Back to business: The report’s core claim is that pro-am pastimes are increasingly driving innovation, generating social capital, and producing economic benefits, and the report makes a number of policy recommendations for encouraging Pro-Am activity. Aside from the numbers (which suggest that pro-am activities are important to a large number of people), the authors have several good cases for these sorts of claims: The development of windsurfing and climbing equipment are classic cases of amateurs picking up design and manufacturing techniques to improve their gear, for example.

The report falls short on a couple of important conceptual fronts, however. The first is in an under-socialized conception power of professions to preserve their own domains of practice. The authors do point out that the story of much work in the 20th century is the story of powerful occupations armed with licensure and state sanctions, but in advocating for the rising prominence of pro-ams, they can’t really explain why those professions would yield any of their turf. Sure, there are some good examples of declining professional dominance, especially in medicine: Pressure to keep health care costs down has pushed physicians to accept allied practitioners as colleagues, but two important things happen in that process: The professionals defend their titles vigorously (allowing podiatrists to perform foot surgery, for example, but not allowing them to call themselves “surgeons”) and the allied practitioners work hard to establish themselves as professionals (this is the story of nurses, chiropractors, and paramedics, all of whom have sought the prestige of professionalism). Further, this process of challenging professional power is best understood as a conjunction of an occupational push for professionalism combined with powers that counterveil the existing professional dominance (like HMO needs to keep costs down, for example). In the case of The Pro-Am Revolution, pro-ams are thought of as largely non-occupational. The bottom-up re-organization envisioned by Leadbeater and Miller seems to be greatly complicated by the realities of professional dominance.

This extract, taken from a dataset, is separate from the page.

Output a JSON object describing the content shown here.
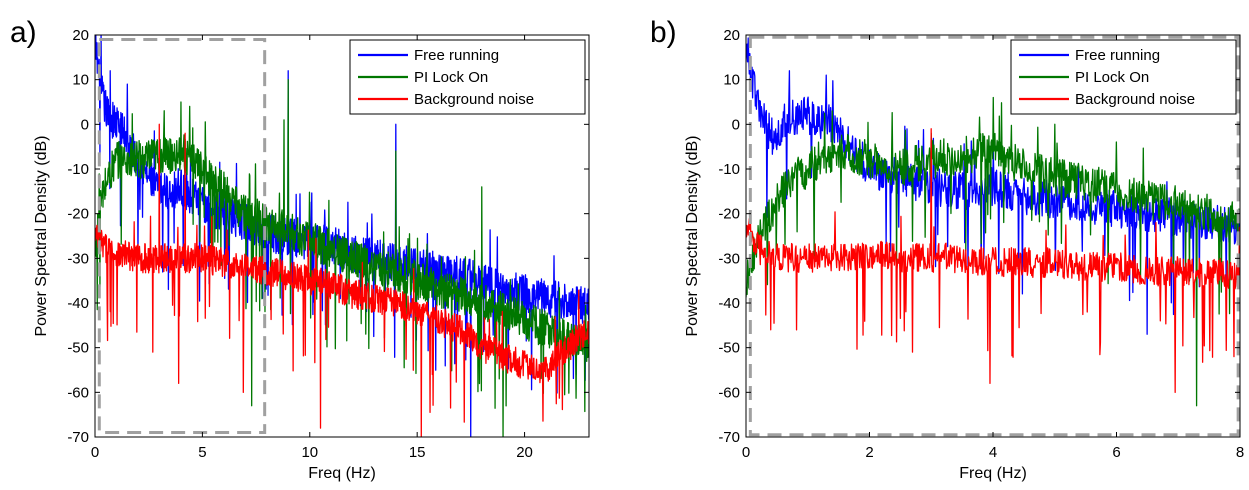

(And this is without even mentioning the legal monopolies given to the professions by the states in the form of licensing and oversight of certification regimes—one of my key interests in thinking about things like wilderness medicine.)

Second, the definition of pro-am is problematic. Leadbeater and Miller interview a non-professional tennis player who makes his living as a tennis coach, an extraordinary rock climber who makes his living as a climbing photographer, and a full-time programmer who dedicates most of his time off to open source software development (the last of whom comments in the slashdot thread). Because their pro-am activity is so tightly linked to their occupation, it’s not clear that these people really are pro-ams in a meaningful way. Pro-ams also frequently become non-ams, if they really were amateurs to start with: Blacksmith Yvon Chouinard forged (sorry) two of the outdoor industry’s most well-known companies—Chouinard Equipment eventually led to both Black Diamond and Patagonia. One could argue that of course some amateurs will develop their passions into full-time businesses and will be replaced by subsequent pro-ams; but one of the key ideas about pro-ams seems to be that they don’t normally go pro.

So, professionals, amateurs, and the development of new kinds of practices remains a really fascinating topic, one that The Pro-Am Revolution gives some neat focus to, but that still has room for development.

Now my blue heeler needs dinner. She’s sort of a pro-am kibble eater, actually.